生徒会室で資料をまとめているといつの間にか5時を過ぎていた。


荷物をまとめ鍵を閉め昇降口へと向かう。



「トランクス先輩、好きです。

私と付き合ってください……!」



バッドタイミング。


誰かがトランクス先輩に告白している所だった。


チクッ


またチクリと胸が痛む。


私の手は勝手に耳を塞ぎ音を遮断した。


しばらくするとトランクス先輩はいなくなっていて、ああ、付き合ったのかな。なんて思いチクチクと痛む胸を押え付け下駄箱へと足を進めた。



「はあ……」



靴を取りポンと床に置き大きなため息をつく。


今朝からトランクス先輩の事ばかり考えている。


これは何なんだろう。


トランクス先輩はモテるから告白なんて毎日のようにされているんだろう。


そんな事を考えているとまた胸が痛む。


ああ、もしかしてこれって



「恋ってやつ?」



恋。自分の気持ちに気付き、崩れる。


あの人は遠い存在。手の届かない人。


私って相当な馬鹿。よりによって初恋があのトランクス先輩なんて。



「へー、恋かあ。一体誰に?」


「トランクス先輩、知ってるでしょ?」


「うん、よく知ってる。

それ、俺だから。」


「えっ……」



バッと後ろを向くとそこにはトランクス先輩の姿。



「あっ、あ、えっと、これは……」


「ねえ、オレの事好きなの?」


「いや、そのっ……」



心拍数が上がりドクドクと心臓の音が聞こえる。


まずい、まずい。


どうすればいいのか分からず頭の中が真っ白になる。



「答えてくれない?怜さん」


「あ、の……私、その……

トランクス先輩の事、好き、みたいです……

ご、ごめんなさい……

忘れてください」



ポロポロと涙が零れる。


駄目だ。

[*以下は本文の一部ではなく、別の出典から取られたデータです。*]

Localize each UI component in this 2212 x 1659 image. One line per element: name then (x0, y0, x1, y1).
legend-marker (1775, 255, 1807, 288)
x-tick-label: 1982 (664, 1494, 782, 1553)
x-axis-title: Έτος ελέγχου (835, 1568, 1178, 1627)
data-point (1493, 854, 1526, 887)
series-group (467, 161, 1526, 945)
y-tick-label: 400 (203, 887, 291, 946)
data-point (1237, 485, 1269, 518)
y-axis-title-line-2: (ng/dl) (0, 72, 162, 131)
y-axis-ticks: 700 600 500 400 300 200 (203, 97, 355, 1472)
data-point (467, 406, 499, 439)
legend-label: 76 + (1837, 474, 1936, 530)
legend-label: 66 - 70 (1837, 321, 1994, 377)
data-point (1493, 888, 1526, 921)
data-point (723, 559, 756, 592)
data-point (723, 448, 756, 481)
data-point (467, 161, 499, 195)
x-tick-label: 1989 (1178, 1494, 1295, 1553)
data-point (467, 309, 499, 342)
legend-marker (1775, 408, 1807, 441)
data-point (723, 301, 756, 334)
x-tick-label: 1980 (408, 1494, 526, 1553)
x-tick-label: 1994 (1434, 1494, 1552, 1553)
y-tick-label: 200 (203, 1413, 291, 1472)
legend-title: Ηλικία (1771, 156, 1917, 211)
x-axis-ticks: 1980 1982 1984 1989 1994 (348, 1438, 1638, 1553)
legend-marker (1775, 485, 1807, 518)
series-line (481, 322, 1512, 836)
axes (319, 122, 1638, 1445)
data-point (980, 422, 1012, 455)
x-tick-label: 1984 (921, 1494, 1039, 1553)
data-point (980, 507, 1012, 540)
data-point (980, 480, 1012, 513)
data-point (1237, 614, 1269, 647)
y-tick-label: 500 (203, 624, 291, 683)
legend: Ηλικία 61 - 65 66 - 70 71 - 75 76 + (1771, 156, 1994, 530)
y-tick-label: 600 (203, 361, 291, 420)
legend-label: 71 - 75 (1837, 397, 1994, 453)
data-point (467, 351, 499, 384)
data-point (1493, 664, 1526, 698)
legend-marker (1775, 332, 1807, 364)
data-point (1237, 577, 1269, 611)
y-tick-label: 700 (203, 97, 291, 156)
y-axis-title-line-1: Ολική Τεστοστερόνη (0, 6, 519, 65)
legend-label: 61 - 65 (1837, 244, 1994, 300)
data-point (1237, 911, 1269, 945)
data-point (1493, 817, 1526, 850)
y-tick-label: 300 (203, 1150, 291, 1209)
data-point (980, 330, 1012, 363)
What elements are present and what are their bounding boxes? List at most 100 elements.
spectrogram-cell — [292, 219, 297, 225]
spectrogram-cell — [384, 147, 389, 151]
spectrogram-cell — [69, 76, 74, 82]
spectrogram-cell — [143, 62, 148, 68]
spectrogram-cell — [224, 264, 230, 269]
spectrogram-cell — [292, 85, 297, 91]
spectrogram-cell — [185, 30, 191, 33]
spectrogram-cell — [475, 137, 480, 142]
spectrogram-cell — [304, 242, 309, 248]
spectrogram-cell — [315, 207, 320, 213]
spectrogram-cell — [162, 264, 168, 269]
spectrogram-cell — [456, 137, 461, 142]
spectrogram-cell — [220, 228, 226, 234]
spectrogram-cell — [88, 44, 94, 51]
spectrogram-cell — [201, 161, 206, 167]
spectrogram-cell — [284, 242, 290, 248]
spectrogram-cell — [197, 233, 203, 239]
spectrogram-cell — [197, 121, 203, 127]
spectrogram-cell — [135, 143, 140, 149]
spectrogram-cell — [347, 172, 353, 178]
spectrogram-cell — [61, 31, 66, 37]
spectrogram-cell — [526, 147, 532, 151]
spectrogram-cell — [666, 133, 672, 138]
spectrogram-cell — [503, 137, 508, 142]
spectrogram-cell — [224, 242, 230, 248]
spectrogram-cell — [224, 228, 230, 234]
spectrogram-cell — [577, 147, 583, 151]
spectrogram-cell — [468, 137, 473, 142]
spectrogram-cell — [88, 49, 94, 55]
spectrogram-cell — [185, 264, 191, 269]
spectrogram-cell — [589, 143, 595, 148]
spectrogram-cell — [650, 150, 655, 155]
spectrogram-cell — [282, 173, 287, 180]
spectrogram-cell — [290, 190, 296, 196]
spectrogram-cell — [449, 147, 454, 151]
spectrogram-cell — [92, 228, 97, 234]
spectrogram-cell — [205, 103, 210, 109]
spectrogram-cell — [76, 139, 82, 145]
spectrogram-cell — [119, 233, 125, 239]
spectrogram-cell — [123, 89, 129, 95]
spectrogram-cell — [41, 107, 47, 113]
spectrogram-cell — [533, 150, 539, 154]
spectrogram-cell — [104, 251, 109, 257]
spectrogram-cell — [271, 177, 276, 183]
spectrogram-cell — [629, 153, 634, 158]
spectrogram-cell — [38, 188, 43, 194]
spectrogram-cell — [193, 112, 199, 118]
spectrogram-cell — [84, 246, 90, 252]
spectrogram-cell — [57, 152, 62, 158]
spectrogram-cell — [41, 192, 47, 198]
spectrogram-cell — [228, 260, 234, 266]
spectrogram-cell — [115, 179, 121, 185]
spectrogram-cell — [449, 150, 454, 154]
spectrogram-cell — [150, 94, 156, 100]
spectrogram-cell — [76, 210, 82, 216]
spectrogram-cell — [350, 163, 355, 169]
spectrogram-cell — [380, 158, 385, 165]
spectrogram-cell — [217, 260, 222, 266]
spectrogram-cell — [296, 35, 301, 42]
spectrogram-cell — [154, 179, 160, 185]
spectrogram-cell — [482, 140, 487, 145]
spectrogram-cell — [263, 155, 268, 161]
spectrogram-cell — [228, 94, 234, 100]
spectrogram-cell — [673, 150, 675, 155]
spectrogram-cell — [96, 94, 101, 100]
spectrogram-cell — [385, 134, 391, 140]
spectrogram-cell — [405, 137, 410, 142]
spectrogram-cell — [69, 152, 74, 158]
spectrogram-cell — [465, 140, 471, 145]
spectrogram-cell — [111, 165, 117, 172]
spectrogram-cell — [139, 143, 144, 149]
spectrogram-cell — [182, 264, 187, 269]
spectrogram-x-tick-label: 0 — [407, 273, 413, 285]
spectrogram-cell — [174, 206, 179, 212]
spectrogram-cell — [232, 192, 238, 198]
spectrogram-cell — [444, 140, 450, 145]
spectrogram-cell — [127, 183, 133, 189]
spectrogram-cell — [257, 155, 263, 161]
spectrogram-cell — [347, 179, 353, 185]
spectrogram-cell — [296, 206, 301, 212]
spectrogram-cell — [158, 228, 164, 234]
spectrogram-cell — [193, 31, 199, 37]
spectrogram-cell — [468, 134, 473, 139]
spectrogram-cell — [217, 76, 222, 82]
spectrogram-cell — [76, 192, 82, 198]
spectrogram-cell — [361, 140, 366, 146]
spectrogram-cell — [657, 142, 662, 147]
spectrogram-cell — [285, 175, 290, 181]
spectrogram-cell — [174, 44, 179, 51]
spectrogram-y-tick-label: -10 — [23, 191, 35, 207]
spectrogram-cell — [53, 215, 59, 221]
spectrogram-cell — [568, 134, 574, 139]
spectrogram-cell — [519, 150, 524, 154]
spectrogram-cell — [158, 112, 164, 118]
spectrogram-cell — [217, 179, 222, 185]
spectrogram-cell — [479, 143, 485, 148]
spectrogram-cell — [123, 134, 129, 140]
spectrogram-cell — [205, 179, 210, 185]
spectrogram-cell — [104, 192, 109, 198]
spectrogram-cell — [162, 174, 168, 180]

目の前にトランクス先輩がいるのに。


涙を拭おうとした手を握られぎゅっと抱き締められる感覚。



「えっ」



自分を抱きしめているのがトランクス先輩だと気付きパニックになる。


一体、なぜ?



「ごめん、つい嬉しくて」



ゆっくりと私を離し私の目を見つめてくるトランクス先輩。


嬉しくてって、何が……?



「俺も君が好きだよ」


「えっ」



思わず素っ頓狂な声が出る



「ははっ、俺は君に一目惚れってとこかな。

1年程前からね。

ずっとアピールしてたのに君ったら全く見向きしないんだから。」


「え、えっ……」



思いもしなかった出来事に言葉が出ない。



「ははっ、動揺しすぎ。

じゃ、今日から俺達付き合ってるって事で良いんだよね?」



あまりの嬉しさに目を見開きコクコクと頷くしかできない。



「本当に、可愛いなあ……」



ちゅ、と唇に暖かい感触。


それがキスだということに気が付くのはすぐの事で。


ボンッと一気に熱くなる顔。



「ははっ、真っ赤」


「ト、トランクス先輩っ」



何も無かったかのように昇降口を出て行くトランクス先輩を追いかけた。